Jake yawned and flashed his exterior lights. Then he turned north. Jelly Dolan followed obediently. In a few moments he turned east to permit Toad and Boomer to use their radars to scan the skies toward Lebanon. If any terrorists or fanatics attempted a night aerial strike on the carrier task group, it would more than likely come from the east.

“Nothing, CAG. The sky’s as clean as a virgin’s conscience.”

“How come you’re always talking about women, Toad?”

“Am I?” Feigned shock.

“After three months at sea, I’d think your hormones would have achieved a level of dormancy that allowed your mind to dwell on other subjects.”

“I’m always horny. That’s why they call me Toad. When are we going into port, anyway?”

“Whenever the admiral says.”

“Yessir. But have you got any idea when he might say it?”

“Soon, I hope.” Jake was very much aware of the toll the constant day-and-night flight operations had taken on the ship’s crew and the men of the air wing. He thought about the stresses of constant work, work, work on the men as he guided the Tomcat through the sky.

“We’re approaching the eastern edge of the area,” Toad reminded him.

Jake glanced toward Jelly. The wingman was not there.

“Jelly?”

He looked on the other side. The sky was empty there, too. He rolled the aircraft and looked down. Far below he saw a set of lights.

“Red Ace Two Oh Seven, do you read?”

Jake rolled on his back and pulled the nose down. “Strike, Red Ace Two Oh Five, I’m leaving altitude.” The nose came down twenty degrees and Jake pointed it at the lights. “Jelly, this is CAG. Do you read me, over?”

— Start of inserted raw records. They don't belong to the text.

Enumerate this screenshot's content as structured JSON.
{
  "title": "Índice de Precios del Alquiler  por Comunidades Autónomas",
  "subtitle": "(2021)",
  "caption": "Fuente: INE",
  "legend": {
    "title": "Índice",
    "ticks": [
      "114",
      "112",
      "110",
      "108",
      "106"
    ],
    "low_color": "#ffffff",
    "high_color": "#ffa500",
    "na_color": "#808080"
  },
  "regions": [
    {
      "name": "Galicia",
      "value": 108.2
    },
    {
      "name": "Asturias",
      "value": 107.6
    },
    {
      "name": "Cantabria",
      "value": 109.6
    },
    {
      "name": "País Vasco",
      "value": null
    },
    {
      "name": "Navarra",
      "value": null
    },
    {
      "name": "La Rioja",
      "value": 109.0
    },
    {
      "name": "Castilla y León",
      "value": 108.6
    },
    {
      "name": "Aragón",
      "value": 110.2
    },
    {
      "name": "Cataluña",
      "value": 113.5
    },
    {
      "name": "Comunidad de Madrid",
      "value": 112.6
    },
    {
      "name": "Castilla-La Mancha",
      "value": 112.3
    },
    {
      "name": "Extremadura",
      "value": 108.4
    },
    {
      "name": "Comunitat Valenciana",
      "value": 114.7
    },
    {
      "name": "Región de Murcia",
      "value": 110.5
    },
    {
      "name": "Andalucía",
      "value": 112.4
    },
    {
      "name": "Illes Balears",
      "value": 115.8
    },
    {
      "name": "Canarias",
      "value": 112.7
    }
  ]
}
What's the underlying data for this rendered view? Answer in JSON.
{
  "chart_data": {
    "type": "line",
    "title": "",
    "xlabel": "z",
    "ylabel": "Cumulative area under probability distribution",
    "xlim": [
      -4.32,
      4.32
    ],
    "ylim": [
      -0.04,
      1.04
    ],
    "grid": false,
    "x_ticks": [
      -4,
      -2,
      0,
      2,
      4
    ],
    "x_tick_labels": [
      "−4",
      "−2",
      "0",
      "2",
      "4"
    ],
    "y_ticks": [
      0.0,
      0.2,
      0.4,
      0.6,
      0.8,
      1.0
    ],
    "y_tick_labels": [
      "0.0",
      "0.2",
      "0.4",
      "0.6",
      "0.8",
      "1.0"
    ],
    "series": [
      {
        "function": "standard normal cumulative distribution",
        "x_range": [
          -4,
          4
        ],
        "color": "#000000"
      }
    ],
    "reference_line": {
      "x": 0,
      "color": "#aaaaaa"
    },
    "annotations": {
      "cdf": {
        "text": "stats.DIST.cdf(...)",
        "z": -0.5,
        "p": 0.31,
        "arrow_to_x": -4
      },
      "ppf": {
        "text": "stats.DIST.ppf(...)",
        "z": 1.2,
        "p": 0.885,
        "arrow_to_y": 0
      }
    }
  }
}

“He’s going down,” Toad informed him.

“Boomer, talk to me.” Jake had the throttles full forward: 450 knots, now 500, passing 21,000 feet descending. The aircraft below was in a gentle right turn, and Jake hastened to cut the turn short and intercept.

“Red Ace Two Oh Five, Strike. Say your problem.”

“My wingman is apparently in an uncontrolled descent and I can’t raise him on the radio. Am trying to rendezvous. Have you got an emergency squawk?”